The Department of Energy and Climate Change (DECC) has published “in use factors” that aim to tackle the issue of under performance in use by making a deduction in predicted energy performance. Cavity wall and loft insulation has an in-use factor of 35% and new boilers have a factor of 25%. However, DECC has not provided details on the impact under performance will have on payback periods.
Sustainability expert David Strong said that just because the research indicated some measures would not meet the golden rule now did not mean they could never meet it in future, if costs could be reduced.
“Clearly there will always be a difference between theory and practice. What the Green Deal will provide is greater evidence of the gap and all parties will have to work collaboratively to reduce it,” he said.
Carbon saving targets downgraded
The government has downgraded its prediction of the carbon savings that the Green Deal and Energy Company Obligation will deliver,
its own impact assessment of the policy has revealed.
The government estimates the scheme will deliver a saving of 1.8MTCO2 per year - down from 2.1MTCO2 per year in its original consultation proposal, published
in November last year.
Doug Parr, director of policy at Greenpeace, said the downgrade showed a “weakening of resolve on doing anything about climate”.

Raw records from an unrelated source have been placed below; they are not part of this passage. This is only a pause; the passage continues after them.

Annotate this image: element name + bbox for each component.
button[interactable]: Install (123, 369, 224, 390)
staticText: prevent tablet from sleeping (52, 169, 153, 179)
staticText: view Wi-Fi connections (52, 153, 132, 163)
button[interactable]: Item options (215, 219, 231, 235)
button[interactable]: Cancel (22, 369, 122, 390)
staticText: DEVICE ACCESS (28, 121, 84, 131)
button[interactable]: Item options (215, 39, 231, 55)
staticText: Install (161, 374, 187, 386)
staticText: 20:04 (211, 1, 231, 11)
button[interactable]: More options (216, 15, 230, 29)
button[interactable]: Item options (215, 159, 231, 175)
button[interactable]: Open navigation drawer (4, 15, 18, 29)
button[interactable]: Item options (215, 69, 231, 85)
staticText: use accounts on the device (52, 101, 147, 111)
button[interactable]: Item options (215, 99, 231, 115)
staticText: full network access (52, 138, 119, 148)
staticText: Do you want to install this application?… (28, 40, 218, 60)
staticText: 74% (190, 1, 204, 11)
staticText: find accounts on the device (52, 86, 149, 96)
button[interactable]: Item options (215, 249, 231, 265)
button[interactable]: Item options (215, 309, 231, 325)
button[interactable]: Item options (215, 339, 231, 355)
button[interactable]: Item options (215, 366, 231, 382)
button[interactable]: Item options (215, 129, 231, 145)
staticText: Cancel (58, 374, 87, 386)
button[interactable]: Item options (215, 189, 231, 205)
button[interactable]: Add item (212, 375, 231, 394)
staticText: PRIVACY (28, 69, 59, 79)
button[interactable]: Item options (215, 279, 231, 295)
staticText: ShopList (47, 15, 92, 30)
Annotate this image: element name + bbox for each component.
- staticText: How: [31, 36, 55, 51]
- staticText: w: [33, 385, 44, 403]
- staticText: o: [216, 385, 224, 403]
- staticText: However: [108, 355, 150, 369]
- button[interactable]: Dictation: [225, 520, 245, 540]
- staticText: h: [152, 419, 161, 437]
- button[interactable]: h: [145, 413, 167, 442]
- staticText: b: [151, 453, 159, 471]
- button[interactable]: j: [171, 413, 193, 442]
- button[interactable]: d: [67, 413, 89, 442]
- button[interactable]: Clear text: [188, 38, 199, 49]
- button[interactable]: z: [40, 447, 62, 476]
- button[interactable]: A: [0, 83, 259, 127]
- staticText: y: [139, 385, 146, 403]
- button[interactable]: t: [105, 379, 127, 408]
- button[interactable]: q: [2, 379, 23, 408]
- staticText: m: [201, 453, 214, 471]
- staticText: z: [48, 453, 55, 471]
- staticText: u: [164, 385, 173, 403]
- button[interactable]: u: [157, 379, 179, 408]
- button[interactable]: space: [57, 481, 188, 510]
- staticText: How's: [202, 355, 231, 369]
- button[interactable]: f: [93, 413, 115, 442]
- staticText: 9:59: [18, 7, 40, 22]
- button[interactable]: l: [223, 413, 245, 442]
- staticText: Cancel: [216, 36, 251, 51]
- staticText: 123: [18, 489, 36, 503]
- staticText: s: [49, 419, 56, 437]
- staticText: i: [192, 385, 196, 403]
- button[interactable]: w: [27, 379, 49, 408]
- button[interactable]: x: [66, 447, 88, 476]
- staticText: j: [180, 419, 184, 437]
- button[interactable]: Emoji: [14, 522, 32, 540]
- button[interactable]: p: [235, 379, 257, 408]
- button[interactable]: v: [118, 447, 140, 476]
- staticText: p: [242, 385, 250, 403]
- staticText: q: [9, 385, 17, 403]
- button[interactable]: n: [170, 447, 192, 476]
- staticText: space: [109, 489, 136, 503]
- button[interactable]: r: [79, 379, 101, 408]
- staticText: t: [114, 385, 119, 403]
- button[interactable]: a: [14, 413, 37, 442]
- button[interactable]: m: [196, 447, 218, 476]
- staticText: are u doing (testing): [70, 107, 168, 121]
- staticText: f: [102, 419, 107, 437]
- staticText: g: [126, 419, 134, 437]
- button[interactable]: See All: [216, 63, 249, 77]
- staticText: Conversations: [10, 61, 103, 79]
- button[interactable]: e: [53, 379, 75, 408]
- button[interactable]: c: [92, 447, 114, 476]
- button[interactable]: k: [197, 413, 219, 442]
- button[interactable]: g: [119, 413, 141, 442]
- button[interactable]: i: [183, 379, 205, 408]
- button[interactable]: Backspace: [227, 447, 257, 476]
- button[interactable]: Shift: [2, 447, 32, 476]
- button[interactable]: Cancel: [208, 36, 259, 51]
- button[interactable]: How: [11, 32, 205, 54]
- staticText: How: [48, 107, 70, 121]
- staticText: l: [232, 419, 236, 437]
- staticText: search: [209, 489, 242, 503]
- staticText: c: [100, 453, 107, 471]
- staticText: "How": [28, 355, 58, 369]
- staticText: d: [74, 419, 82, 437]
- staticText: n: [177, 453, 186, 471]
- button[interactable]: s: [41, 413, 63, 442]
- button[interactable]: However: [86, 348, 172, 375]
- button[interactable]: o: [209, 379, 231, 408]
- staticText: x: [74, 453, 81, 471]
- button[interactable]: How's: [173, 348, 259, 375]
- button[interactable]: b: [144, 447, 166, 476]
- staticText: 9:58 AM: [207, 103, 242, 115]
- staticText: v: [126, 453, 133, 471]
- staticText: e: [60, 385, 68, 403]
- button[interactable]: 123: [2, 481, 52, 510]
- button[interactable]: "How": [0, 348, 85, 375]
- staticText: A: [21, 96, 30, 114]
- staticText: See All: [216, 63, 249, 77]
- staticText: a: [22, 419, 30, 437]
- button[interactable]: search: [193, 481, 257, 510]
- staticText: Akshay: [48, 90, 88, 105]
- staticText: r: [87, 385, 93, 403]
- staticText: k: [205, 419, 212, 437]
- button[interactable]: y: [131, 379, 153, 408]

Parr argued that housing needed to be treated like other infrastructure investments with long pay back times and that the government was bowing to short term worries to make the scheme pay back for consumers quickly.
Officials from the Department of Energy and Climate Change said the revised figures would not affect the government’s ability to hit its current carbon targets and was due to a downgrading of the expected carbon savings from solid wall insulation based on fresh data.